IN MERITO ALLA FORMA DEL CONTRATTO

In relazione alla carenza di forma scritta dei contratti di c/c e di apertura di credito il Giudice precisa che ai sensi dell’art. 117 TUB commi 1 e 3 “I contratti sono redatti per iscritto e un esemplare è consegnato ai clienti e Nel caso di inosservanza della forma prescritta il contratto è nullo”. Allo stesso modo l’art. 23 del Tuf stabilisce che i contratti relativi alla prestazione dei servizi di investimento debbano essere redatti per iscritto a pena di nullità e un esemplare deve essere consegnato ai clienti. Quindi “nel caso di contratto concluso dall’intermediario bancario o finanziario l’onere di forma scritta a pena di nullità è soddisfatto se la dichiarazione fatta per iscritto è sottoscritta anche dalla parte che si obbliga: sottoscrizione che al contempo individua l’autore dell’atto e ne implica la volontà di impegnarsi giuridicamente”.    

In ogni caso il contratto dell’intermediario bancario e finanziario non è soggetto a regole di formazione e prova diverse da quelle previste per i contratti di diritto comune che devono concludersi per iscritto a pena di nullità; infatti poiché l’art. 117 TUB non richiede che le sottoscrizioni di entrambe le parti risultino da un unico documento si ritiene ammissibile la conclusione del contratto mediante scambio di corrispondenza purché: il regolamento di interessi sia fatto per iscritto; proposta e accettazione di identico contenuto, siano sottoscritte da ambedue le parti; il proponente abbia conoscenza dell’accettazione dell’oblato, scritta e sottoscritta. Ne discende che il contratto si perfeziona nel momento in cui giunge al preponente conoscenza dell’accettazione (art. 1326 c.c.).

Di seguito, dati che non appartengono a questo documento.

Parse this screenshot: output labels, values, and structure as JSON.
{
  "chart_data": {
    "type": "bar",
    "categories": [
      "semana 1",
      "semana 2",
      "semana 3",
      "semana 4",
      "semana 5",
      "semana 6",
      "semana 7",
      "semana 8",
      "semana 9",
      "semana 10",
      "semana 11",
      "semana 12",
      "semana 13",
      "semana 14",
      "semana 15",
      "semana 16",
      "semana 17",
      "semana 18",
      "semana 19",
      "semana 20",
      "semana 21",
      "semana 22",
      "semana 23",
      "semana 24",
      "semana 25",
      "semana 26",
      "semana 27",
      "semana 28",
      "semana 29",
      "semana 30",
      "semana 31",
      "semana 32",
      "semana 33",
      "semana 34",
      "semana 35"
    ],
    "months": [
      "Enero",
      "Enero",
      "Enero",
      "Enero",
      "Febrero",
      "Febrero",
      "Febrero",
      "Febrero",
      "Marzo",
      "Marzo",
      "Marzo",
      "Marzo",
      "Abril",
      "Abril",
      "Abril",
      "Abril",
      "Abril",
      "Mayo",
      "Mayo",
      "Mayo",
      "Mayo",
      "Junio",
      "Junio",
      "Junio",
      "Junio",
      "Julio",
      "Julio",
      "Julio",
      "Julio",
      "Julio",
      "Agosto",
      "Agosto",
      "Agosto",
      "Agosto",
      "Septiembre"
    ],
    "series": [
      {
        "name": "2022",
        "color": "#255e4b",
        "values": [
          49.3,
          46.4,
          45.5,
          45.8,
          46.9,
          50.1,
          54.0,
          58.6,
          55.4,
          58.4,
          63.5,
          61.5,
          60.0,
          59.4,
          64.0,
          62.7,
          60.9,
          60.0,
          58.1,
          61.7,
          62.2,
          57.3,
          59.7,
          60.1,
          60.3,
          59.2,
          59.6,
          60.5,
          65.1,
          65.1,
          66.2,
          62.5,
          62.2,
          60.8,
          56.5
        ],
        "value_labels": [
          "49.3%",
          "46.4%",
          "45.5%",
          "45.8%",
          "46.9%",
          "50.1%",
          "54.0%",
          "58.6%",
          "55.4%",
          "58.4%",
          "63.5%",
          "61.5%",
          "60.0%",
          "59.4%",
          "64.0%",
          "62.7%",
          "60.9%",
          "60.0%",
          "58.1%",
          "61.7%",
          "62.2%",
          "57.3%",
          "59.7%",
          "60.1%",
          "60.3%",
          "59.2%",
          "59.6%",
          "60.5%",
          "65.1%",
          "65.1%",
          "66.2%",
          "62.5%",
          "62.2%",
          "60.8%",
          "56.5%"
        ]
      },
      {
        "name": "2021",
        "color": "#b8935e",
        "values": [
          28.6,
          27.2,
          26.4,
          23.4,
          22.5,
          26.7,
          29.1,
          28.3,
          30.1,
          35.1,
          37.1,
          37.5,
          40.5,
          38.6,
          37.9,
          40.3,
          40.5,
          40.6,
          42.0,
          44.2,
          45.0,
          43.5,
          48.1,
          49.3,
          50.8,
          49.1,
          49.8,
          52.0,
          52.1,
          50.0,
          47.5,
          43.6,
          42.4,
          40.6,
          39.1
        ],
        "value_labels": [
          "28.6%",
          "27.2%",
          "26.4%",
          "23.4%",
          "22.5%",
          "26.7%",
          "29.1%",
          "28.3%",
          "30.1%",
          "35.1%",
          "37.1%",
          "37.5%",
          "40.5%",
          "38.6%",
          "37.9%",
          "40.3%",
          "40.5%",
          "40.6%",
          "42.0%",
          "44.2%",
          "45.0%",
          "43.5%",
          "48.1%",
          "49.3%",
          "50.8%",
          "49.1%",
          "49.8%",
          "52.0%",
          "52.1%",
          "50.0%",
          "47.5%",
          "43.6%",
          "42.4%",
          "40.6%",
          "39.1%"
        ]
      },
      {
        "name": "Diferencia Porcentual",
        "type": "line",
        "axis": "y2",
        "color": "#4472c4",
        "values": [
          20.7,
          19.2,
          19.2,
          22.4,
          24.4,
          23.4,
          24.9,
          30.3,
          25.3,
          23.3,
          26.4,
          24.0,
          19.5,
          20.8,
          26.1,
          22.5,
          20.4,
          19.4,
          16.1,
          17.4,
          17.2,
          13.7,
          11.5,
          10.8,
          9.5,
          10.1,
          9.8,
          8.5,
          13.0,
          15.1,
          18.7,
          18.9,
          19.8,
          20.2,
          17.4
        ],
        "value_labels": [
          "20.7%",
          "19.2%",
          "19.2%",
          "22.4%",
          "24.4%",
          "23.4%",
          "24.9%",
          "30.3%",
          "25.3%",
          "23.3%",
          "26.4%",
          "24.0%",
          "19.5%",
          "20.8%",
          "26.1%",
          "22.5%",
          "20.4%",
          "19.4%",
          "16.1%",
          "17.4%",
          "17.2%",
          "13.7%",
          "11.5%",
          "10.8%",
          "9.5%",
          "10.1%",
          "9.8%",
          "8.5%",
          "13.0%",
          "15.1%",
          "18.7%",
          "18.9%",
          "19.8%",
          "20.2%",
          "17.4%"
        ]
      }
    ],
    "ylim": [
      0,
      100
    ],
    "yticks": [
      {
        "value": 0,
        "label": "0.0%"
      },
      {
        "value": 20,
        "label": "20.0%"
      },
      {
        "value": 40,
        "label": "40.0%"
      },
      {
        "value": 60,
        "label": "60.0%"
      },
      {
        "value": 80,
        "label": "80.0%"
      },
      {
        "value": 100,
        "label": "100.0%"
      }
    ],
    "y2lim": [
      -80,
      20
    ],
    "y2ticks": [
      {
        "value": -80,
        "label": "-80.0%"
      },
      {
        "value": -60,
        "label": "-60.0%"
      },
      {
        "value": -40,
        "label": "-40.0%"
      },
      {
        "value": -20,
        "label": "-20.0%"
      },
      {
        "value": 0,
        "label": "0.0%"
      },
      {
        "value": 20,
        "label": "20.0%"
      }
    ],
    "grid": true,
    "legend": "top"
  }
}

A giudizio del dott. Astuni, e in contrasto con la Cassazione 5919/16, la produzione in giudizio della scrittura da parte del contraente che non l'ha sottoscritta (scrittura monofirma) “non determina la costituzione del rapporto ex nunc ma supplisce alla mancanza della sottoscrizione di detta parte con effetti retroagenti al momento della stipulazione” (Cass. 29.4.1982 n. 2707).

Quindi nel caso in cui l’attore ha assunto nella contrattazione la posizione di proponente e disponga di un accettazione scritta, potrà producendo tale dichiarazione (dell’oblato) provare per iscritto la conclusione del contratto, in quanto l’accettazione costituisce in tal caso prova scritta anche della proposta.

IN MERITO ALLA PRESCRIZIONE

In merito all’eccezione di prescrizione proposta da parte della convenuta (la quale sosteneva che il passaggio a credito del c/c abbia implicato l’estinzione per prescrizione di ogni competenza indebitamente annotata nel decennio anteriore) la stessa risulta infondata in quanto “Non equivale a pagamento, né può implicare la decorrenza del termine di prescrizione, la rimessa che determini il passaggio a credito di un c/c con saldo bensì debitore, ma contenuto nei limiti del fido”.

IN MERITO ALLA VALIDITA’ DELLA DELIBERA CICR 9/02/00

Per i rapporti accesi prima dell’entrata in vigore della Delibera CICR 9/02/2000, l’anatocismo risulta illegittimo ai sensi dell’art. 1283 c.c.. L’illegittimità può essere sanata esclusivamente da una nuova pattuizione.

Infatti la variazione introdotta nel corso dell’anno 2000 non può che essere ritenuta peggiorativa, dovendo confrontarsi il nuovo regime (trimestrale) con il regime legittimo precedente (assenza di capitalizzazione): “se per il tratto anteriore al 30.6.2000 è indiscusso che la banca non poteva e non può legittimamente addebitare interessi su interessi, per il tratto successivo l’introduzione ex novo del meccanismo di capitalizzazione, sia pure su base di pari periodicità, ma con (ovvia, peraltro legittima) disparità nei tassi creditori e debitori, rappresenta un intuitivo peggioramento delle condizioni contrattuali ed esige specifica approvazione per iscritto (art. 7.3.) – mediante sottoscrizione ad hoc ex art. 1341 c.c. – come è previsto in via generale dall'art. 6 delibera CICR 9.2.2000 per i nuovi contratti

IN MERITO ALLA CMS

La clausola che prevede commissioni di massimo scoperto è nulla ove non pattuita per iscritto o nei casi in cui essa sia pattuita per iscritto, senza indicazione delle condizioni applicative, dei criteri di calcolo e della periodicità di addebito della stessa.